SAN DIEGO, Calif. — Fear and loathing in the workplace. It’s the gigantic problem brought on by the bring-your-own-device (BYOD) movement as management pushes to lock down company data and workers clamor for personal freedom.
Unfortunately, the answer is by no means a simple solution, Symantec CTO Stephen Trilling said onstage today at the MobileCON conference.
Symantec, a 30-year-old anti-virus and security company, is playing to the fears of enterprises everywhere and using the conference to peddle a new arsenal of enterprise-friendly security products, including management and security tools to help app-makers make their applications more secure.
But the company’s take on BYOD safety is admittedly incomplete, as the perfect system that will meet user and employer needs is one that calls on all mobile players to take part, from handset vendors to the carriers, according to the vision Trilling outlined.
“Users and corporations have different needs,” Trilling said.
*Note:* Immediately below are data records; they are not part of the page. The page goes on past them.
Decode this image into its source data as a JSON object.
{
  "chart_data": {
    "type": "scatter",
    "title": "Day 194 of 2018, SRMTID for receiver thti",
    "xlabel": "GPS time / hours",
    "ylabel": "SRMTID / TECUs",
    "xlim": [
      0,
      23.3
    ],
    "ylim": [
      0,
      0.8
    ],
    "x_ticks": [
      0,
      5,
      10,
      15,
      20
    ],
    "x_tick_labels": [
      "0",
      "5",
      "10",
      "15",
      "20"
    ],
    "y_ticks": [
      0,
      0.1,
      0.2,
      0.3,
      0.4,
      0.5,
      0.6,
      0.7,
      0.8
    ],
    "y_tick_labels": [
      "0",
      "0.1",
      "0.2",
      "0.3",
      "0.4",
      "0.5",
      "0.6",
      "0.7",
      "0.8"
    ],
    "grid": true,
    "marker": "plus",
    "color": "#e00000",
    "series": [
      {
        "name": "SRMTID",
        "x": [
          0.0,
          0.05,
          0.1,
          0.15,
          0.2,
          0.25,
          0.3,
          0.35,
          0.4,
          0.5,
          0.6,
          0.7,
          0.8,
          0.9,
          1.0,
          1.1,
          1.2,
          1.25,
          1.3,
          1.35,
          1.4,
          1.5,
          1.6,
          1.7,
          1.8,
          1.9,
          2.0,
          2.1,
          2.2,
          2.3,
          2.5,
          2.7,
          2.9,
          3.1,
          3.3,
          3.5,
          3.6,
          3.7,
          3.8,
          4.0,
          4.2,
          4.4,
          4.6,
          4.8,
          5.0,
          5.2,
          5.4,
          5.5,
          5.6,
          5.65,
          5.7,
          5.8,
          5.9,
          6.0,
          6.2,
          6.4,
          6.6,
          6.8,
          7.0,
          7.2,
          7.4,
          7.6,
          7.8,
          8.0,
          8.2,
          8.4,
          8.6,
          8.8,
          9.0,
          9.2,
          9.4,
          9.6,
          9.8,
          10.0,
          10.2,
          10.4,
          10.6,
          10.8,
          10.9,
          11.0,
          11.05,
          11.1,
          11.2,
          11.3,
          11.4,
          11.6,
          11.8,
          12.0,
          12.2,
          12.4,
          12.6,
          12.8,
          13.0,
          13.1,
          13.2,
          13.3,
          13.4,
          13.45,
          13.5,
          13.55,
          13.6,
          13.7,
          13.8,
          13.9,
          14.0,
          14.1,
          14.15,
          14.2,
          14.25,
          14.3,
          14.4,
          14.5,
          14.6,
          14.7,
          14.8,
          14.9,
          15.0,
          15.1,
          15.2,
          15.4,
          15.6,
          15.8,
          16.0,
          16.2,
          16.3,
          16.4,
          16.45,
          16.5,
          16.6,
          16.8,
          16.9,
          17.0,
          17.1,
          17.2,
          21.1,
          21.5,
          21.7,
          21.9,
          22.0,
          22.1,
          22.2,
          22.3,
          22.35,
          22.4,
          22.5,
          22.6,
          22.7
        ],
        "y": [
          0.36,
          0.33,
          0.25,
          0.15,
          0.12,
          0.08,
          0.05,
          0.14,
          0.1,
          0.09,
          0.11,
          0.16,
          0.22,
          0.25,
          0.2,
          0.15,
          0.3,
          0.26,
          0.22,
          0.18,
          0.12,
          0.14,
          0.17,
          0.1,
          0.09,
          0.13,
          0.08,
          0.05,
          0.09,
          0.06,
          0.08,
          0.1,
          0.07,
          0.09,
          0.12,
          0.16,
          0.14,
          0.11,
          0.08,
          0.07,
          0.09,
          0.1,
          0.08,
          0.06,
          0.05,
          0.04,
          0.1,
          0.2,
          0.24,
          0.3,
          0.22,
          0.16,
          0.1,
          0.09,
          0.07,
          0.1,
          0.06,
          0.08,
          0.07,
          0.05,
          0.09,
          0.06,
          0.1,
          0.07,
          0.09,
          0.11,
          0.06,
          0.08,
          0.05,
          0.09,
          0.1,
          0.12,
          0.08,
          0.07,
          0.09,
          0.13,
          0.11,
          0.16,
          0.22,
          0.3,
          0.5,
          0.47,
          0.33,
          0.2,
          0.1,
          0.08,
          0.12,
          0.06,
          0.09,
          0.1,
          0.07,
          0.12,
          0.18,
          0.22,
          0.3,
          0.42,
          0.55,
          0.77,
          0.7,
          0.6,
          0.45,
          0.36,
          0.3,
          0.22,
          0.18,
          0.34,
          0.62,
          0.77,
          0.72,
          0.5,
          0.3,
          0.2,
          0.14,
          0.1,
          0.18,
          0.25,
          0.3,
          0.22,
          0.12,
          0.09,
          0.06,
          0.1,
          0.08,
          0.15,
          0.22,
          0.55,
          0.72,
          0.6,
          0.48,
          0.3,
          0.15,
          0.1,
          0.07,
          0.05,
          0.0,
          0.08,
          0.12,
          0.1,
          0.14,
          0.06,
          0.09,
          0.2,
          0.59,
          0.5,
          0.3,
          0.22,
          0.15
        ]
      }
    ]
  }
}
Workers, he said, want the freedom to download apps, visit websites, use public WiFi, and access personal and work information wherever they are. Corporations, meanwhile, want to encrypt data so that it can’t be transmitted, and they need to know when devices are compromised. “Companies, ultimately and understandably, want to control access to all sensitive data,” he said.
Trilling concludes that a single solution must be flexible, impermeable, granular, manageable, resilient, and seamless.
In Trilling’s visionary BYOD world, the model system consists of four parts: industry standards, platform, containerization, and management.
More specifically, a single set of industry security standards serves as the base of the system. The platform tier assures, at the hardware level, that data is siloed, encrypted, and protected. Here corporation applications and associated data are isolated, protected from all the other applications on the device, he said.
Containerization, or the process of putting a secure bubble around an otherwise insecure app, gives enterprises the ability to control and contain application data. A worker, for instance, can only copy information between containerized applications owned by the same company and would only need to use passwords to access company services. With containerization, enterprises can look through enterprise data without scanning an employee’s personal data, and they can selectively wipe enterprise applications.
In the management tier, Trilling envisions a way for companies to manage these containers and set different authentication requirements for each application.
“No one company can do it,” he said of the Symantec vision.
The vision, dreamy though it may be, is integral to Symantec’s bottom line. The company made a majority of its fiscal year 2012 revenue, or $4.63 billion, from enterprise services.